Während meiner Haft in China wurde ich 24 Stunden am Tag überwacht. Das Licht war immer an. Zwei Wachen standen in Zwei-Stunden-Schichten immer neben mir – sie sahen mir sogar zu, wenn ich eine Tablette schluckte. Ich musste meinen Mund öffnen, damit sie meine Kehle sehen konnten. Man muss vor ihnen duschen. Sie schauen einem beim Zähneputzen zu, im Namen der eigenen Sicherheit – man könnte sich ja etwas antun. Sie hatten drei Überwachungskameras installiert, um sicherzustellen, dass die Wachen nicht mit mir kommunizierten.
Aber die Wachen haben mir Dinge zugeflüstert. Sie haben von sich erzählt. Menschlichkeit und Privatheit gibt es immer, selbst unter den restriktivsten Bedingungen.

Die Macht des Staates zu beschränken bedeutet, die Gesellschaft zu schützen. Es geht nicht nur darum, die Rechte des Einzelnen zu schützen, sondern auch darum, die Macht gesünder zu machen.

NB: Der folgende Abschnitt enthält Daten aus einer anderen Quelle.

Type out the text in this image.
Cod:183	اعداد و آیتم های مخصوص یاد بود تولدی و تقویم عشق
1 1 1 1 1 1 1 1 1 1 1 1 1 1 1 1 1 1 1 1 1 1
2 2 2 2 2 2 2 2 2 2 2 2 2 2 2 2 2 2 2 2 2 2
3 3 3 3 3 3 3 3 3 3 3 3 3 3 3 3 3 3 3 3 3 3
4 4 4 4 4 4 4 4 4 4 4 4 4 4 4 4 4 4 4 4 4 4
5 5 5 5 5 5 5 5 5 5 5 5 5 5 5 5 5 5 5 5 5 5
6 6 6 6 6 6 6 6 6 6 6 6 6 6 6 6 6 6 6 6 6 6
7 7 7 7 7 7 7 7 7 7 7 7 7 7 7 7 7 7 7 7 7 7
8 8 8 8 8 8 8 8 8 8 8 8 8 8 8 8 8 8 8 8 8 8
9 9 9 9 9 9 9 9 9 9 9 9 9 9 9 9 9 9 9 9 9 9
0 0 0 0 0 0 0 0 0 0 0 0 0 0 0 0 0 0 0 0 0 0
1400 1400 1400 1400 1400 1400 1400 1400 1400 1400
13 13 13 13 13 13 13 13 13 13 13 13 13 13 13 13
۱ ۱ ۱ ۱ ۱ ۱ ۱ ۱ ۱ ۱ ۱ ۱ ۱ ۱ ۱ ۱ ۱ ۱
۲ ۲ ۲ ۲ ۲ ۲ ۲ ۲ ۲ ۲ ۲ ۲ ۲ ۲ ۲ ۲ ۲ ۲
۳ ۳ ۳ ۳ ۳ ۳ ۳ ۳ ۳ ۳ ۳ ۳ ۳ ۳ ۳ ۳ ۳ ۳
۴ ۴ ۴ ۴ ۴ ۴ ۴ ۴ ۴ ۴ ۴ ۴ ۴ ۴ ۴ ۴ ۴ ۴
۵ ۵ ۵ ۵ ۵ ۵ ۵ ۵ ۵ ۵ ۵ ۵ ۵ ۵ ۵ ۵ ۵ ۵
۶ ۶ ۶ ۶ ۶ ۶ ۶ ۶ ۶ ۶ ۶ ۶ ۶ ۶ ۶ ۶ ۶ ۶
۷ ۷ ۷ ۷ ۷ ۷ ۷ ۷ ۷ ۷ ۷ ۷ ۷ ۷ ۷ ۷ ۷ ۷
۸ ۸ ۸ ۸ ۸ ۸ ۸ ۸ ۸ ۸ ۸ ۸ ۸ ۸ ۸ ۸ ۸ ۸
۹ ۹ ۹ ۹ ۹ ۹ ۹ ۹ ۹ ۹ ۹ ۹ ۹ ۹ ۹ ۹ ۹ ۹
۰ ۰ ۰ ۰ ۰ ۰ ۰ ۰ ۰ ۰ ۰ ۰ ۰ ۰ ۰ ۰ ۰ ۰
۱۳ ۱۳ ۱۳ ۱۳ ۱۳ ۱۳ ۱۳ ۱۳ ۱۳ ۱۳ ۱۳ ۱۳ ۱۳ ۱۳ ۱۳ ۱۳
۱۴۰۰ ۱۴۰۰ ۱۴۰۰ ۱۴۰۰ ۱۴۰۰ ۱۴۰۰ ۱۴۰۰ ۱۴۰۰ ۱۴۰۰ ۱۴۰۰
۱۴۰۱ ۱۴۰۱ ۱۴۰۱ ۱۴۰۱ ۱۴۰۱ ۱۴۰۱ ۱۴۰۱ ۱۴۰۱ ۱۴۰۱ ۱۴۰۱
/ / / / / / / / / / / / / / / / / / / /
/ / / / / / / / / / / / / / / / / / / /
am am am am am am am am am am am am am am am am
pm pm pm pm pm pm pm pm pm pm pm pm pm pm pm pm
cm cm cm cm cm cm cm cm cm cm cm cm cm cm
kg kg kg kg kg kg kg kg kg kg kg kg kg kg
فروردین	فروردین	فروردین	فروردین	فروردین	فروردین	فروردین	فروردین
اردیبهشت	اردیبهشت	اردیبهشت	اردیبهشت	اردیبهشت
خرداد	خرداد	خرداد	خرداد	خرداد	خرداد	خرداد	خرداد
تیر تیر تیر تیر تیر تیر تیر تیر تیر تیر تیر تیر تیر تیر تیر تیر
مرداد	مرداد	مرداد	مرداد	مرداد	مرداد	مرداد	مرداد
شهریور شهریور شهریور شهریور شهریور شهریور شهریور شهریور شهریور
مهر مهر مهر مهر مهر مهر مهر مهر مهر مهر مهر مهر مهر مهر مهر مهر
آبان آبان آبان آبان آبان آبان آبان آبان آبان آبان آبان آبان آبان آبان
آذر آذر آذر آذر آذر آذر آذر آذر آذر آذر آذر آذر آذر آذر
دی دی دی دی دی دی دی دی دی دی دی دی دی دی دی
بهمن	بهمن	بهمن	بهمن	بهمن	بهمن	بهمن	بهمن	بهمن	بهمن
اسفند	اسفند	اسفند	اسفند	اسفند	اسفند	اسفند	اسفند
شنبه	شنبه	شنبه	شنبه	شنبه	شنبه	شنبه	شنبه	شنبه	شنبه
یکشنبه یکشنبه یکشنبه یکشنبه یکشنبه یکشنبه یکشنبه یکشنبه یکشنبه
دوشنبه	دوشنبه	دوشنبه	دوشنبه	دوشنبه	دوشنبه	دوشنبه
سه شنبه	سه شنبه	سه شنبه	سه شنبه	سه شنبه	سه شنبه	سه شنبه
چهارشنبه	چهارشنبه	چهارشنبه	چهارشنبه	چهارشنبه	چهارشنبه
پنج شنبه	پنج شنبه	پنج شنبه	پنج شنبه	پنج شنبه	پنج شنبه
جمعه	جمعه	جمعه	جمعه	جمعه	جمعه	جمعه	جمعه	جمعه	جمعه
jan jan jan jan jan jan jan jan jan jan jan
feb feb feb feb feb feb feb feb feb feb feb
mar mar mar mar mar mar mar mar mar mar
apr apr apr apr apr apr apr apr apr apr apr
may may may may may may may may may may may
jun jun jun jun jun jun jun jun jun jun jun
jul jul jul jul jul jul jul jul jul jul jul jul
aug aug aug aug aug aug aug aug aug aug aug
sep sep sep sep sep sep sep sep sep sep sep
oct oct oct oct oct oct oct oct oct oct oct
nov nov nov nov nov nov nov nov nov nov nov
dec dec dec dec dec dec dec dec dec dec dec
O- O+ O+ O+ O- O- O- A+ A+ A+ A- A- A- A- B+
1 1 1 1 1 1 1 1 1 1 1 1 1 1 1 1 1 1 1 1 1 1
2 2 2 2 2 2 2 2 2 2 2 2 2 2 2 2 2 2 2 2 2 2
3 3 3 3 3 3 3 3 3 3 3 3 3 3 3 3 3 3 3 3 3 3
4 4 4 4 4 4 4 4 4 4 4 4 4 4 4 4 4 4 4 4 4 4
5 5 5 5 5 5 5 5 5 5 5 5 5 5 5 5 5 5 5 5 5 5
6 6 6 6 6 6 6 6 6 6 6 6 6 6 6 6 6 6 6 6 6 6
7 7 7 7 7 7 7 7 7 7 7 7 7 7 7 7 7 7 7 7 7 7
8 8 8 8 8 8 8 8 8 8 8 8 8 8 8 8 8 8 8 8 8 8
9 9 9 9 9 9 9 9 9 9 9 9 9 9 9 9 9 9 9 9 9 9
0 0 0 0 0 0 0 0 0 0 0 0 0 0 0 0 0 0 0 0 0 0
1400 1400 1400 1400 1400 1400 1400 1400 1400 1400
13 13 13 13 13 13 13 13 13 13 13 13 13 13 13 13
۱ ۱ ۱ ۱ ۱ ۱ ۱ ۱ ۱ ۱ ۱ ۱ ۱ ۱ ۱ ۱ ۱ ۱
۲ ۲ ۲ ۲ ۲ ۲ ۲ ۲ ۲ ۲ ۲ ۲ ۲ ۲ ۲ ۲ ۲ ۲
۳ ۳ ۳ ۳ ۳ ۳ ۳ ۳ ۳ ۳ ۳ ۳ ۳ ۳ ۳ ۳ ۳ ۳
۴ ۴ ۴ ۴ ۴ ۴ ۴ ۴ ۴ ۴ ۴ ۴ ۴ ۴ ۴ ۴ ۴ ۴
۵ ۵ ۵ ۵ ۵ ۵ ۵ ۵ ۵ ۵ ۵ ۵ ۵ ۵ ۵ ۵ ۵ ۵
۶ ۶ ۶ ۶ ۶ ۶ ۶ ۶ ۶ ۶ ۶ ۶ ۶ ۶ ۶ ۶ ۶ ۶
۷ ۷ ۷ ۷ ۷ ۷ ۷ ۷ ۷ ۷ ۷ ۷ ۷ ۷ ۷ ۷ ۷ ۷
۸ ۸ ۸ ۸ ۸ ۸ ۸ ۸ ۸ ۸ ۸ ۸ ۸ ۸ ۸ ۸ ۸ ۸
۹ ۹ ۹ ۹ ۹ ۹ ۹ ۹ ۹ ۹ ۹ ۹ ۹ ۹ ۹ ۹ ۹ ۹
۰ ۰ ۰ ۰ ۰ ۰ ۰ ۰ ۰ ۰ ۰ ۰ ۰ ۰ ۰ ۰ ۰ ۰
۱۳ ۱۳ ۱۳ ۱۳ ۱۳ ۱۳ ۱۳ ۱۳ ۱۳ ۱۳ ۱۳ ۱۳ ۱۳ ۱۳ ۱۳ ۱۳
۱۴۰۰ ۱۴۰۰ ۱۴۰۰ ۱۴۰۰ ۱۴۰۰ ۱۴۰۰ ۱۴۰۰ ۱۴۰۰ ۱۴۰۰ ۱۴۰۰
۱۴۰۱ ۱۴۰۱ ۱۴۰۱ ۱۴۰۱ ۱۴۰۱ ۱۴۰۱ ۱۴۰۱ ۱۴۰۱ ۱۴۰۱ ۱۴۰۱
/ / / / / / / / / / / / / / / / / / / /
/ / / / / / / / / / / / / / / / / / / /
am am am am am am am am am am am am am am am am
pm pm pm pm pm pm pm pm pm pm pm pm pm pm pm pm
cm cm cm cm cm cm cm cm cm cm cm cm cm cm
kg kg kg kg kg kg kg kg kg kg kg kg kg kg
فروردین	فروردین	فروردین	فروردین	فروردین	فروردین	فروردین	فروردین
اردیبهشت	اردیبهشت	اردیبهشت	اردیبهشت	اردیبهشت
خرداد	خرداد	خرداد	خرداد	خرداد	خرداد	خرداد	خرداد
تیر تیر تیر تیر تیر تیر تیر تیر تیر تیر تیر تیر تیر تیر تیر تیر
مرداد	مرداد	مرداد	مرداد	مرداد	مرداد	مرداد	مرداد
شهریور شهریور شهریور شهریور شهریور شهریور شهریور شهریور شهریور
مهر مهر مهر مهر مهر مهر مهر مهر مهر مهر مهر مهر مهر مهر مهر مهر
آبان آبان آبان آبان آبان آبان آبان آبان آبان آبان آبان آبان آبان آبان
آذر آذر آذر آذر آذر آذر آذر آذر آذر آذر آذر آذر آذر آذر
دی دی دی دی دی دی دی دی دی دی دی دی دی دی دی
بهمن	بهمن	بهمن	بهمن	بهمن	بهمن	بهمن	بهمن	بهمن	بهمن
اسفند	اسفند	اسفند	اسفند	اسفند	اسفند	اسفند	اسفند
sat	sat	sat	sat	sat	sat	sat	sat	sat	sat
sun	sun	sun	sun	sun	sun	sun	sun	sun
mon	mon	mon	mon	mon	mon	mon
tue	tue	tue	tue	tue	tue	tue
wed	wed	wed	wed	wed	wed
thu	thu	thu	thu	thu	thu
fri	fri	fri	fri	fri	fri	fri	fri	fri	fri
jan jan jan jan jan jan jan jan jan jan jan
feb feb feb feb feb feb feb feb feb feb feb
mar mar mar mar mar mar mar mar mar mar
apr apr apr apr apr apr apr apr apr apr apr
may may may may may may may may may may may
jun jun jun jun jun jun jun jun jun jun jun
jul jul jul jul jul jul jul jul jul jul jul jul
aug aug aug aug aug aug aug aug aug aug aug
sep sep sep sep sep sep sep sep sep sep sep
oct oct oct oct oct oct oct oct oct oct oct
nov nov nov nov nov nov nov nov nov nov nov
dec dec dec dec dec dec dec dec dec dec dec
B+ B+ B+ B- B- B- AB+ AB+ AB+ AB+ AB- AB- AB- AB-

Die Zivilisation baut auf Vertrauen auf. Jeder von uns muss kämpfen, um das zu verteidigen und zu schützen, was am verletzlichsten ist – unsere Gefühle und unsere Familien. Wir dürfen unsere Rechte nicht an andere Menschen abtreten. Keiner staatlichen Macht sollte man ein so grosses Vertrauen schenken. Nicht der chinesischen. Und auch nicht der ameri­kanischen.